Замолчав, он резко тряхнул головой:
Никита оглядел класс. Все молчали сопереживая. Даже смешливый Лучик слушал серьёзно и по-взрослому.
— Под конец нас в Медвежий согнали, город такой на границе, — закончил рассказ Толька. — Там автовокзал. Старый, вонючий. Сказали ждать автобусов — мол, увезут. А не было никаких автобусов! Мэр на них с семьёй и барахлом сбежал, а нас бросил. Вот и сидели там, слушали, как всё ближе грохает. Потом дядя Петя меня нашёл и в Рубежье на машине забрал. А с теми, кто остался, не знаю…
— Толя, это ужасно, — покачала головой Марта Алексеевна. — Мы все тебе очень сочувствуем. Наверное, продолжать не стоит…
— Всё нормально! — Толька обвёл класс тяжёлым взглядом. — Пусть знают… Сегодня мы, завтра вы.
Подбежав, Герда Альбертовна приобняла его за плечи. Заговорила тихонько.
— Что вы сюсюкаете! — раздражённо отстранился Толька. — Надо рассказать — рассказал. И на вопросы отвечу. Лидия Сергеевна же просила.
— Хорошо, Толя, хорошо! — засуетилась Марта Алексеевна. — Дети, задавайте вопросы. Только быстро и по существу.
Класс безмолвствовал — общаться с первым драчуном желающих не нашлось. А Никита… он кожей чувствовал Толькину ненависть — глухую, саднящую, словно плохо зажившая рана. И понимал, что молчать нельзя. Что если промолчишь, то бросишь Тольку в большой и страшной беде.
Нельзя всех ненавидеть. Неправильно это, не по-людски. Толька должен понять, пока не поздно. Пока не утонул окончательно в злобе на весь мир.
— Толь. — Решившись, он встал. Сердце колотилось. Класс настороженно застыл.

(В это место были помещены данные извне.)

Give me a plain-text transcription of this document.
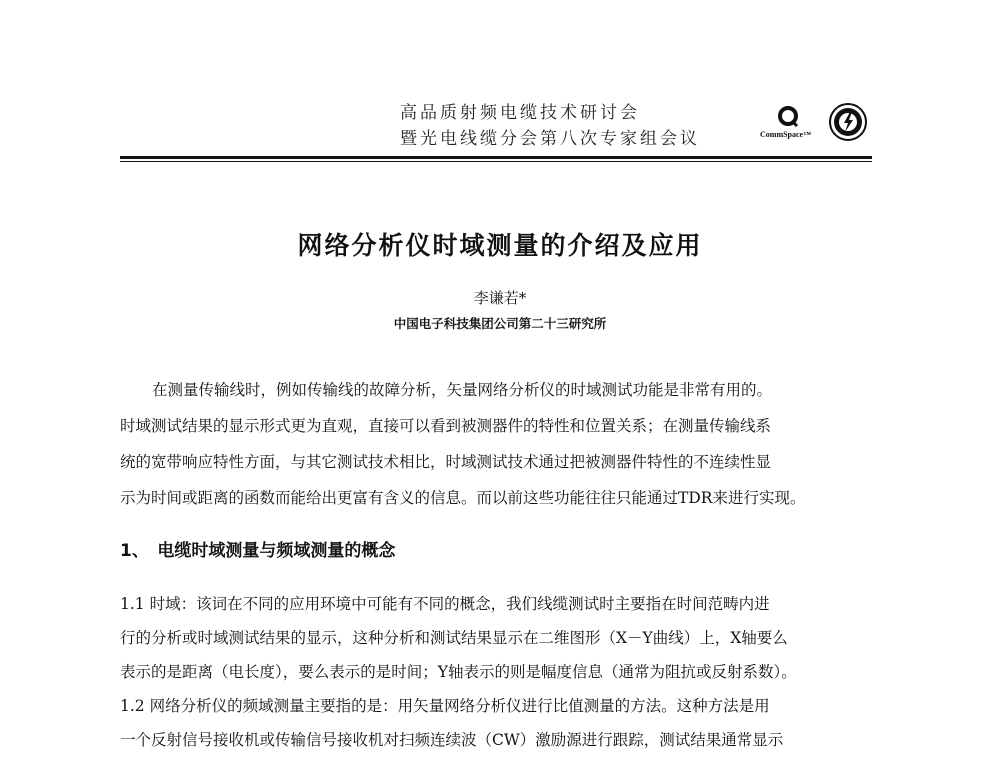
高品质射频电缆技术研讨会
暨光电线缆分会第八次专家组会议	CommSpace™
网络分析仪时域测量的介绍及应用
李谦若*
中国电子科技集团公司第二十三研究所
在测量传输线时，例如传输线的故障分析，矢量网络分析仪的时域测试功能是非常有用的。
时域测试结果的显示形式更为直观，直接可以看到被测器件的特性和位置关系；在测量传输线系
统的宽带响应特性方面，与其它测试技术相比，时域测试技术通过把被测器件特性的不连续性显
示为时间或距离的函数而能给出更富有含义的信息。而以前这些功能往往只能通过TDR来进行实现。
1、　电缆时域测量与频域测量的概念
1.1 时域：该词在不同的应用环境中可能有不同的概念，我们线缆测试时主要指在时间范畴内进
行的分析或时域测试结果的显示，这种分析和测试结果显示在二维图形（X－Y曲线）上，X轴要么
表示的是距离（电长度），要么表示的是时间；Y轴表示的则是幅度信息（通常为阻抗或反射系数）。
1.2 网络分析仪的频域测量主要指的是：用矢量网络分析仪进行比值测量的方法。这种方法是用
一个反射信号接收机或传输信号接收机对扫频连续波（CW）激励源进行跟踪，测试结果通常显示
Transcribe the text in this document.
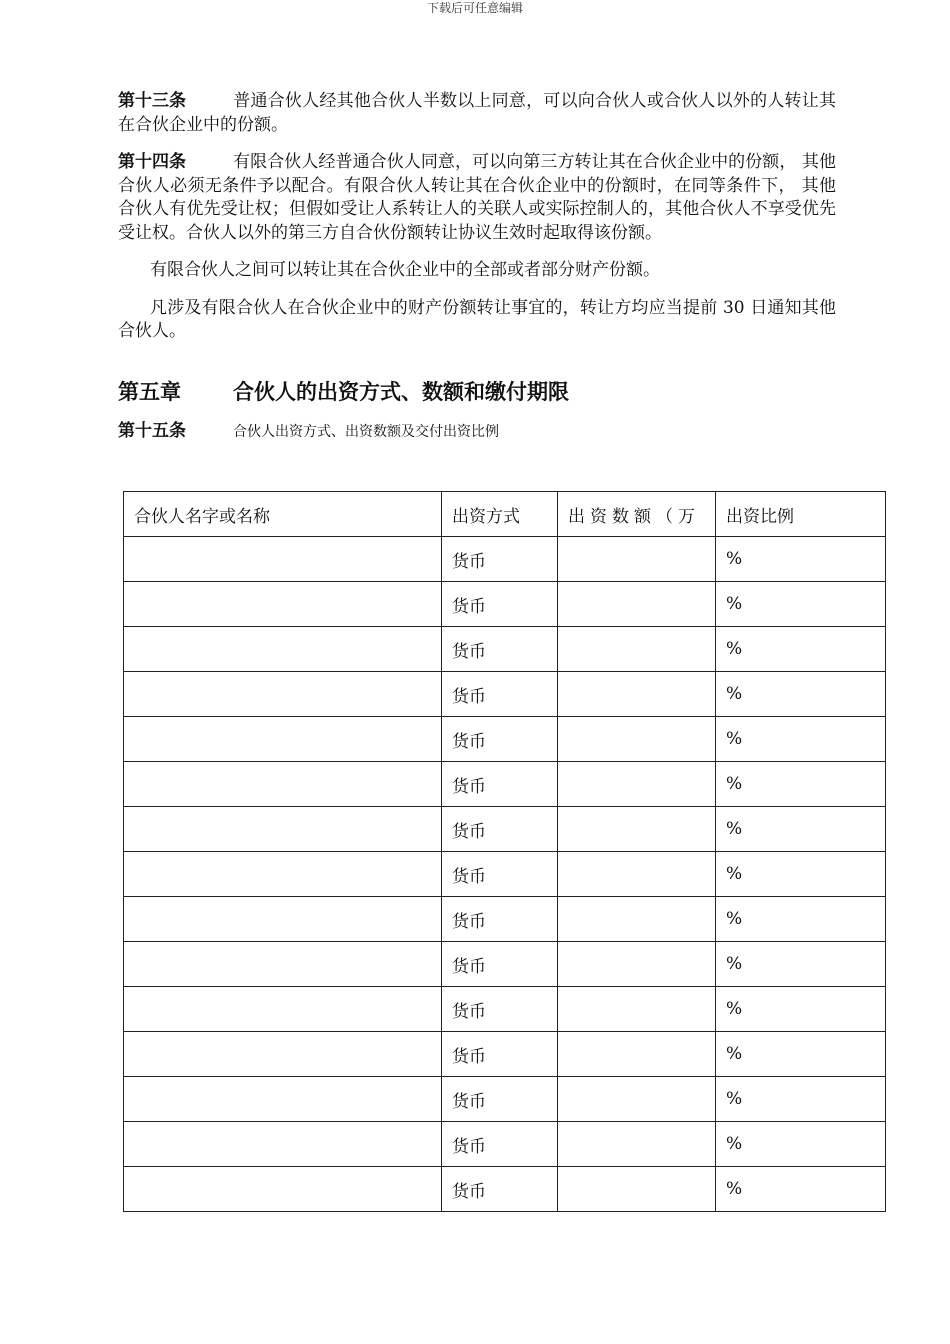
下载后可任意编辑

第十三条	普通合伙人经其他合伙人半数以上同意，可以向合伙人或合伙人以外的人转让其在合伙企业中的份额。

第十四条	有限合伙人经普通合伙人同意，可以向第三方转让其在合伙企业中的份额， 其他合伙人必须无条件予以配合。有限合伙人转让其在合伙企业中的份额时，在同等条件下， 其他合伙人有优先受让权；但假如受让人系转让人的关联人或实际控制人的，其他合伙人不享受优先受让权。合伙人以外的第三方自合伙份额转让协议生效时起取得该份额。

有限合伙人之间可以转让其在合伙企业中的全部或者部分财产份额。

凡涉及有限合伙人在合伙企业中的财产份额转让事宜的，转让方均应当提前 30 日通知其他合伙人。

第五章 合伙人的出资方式、数额和缴付期限
第十五条	合伙人出资方式、出资数额及交付出资比例
合伙人名字或名称	出资方式	出资数额（万	出资比例
	货币		%
	货币		%
	货币		%
	货币		%
	货币		%
	货币		%
	货币		%
	货币		%
	货币		%
	货币		%
	货币		%
	货币		%
	货币		%
	货币		%
	货币		%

— Но ведь не могут же все там быть плохими.
Вздрогнув, Толька невидяще уставился на Никиту.
Сжав кулаки так, что побелели костяшки, Толька шагнул к Никите.
— Что ты сказал? — спросил он приближаясь. — Что сказал, повтори?
Выскочив в проход, Никита отступал, пока не упёрся лопатками в стенку.
— Толя, не надо! — вскочила Классручка. — Герда Альбертовна, позовите кого-нибудь! Мы не справимся!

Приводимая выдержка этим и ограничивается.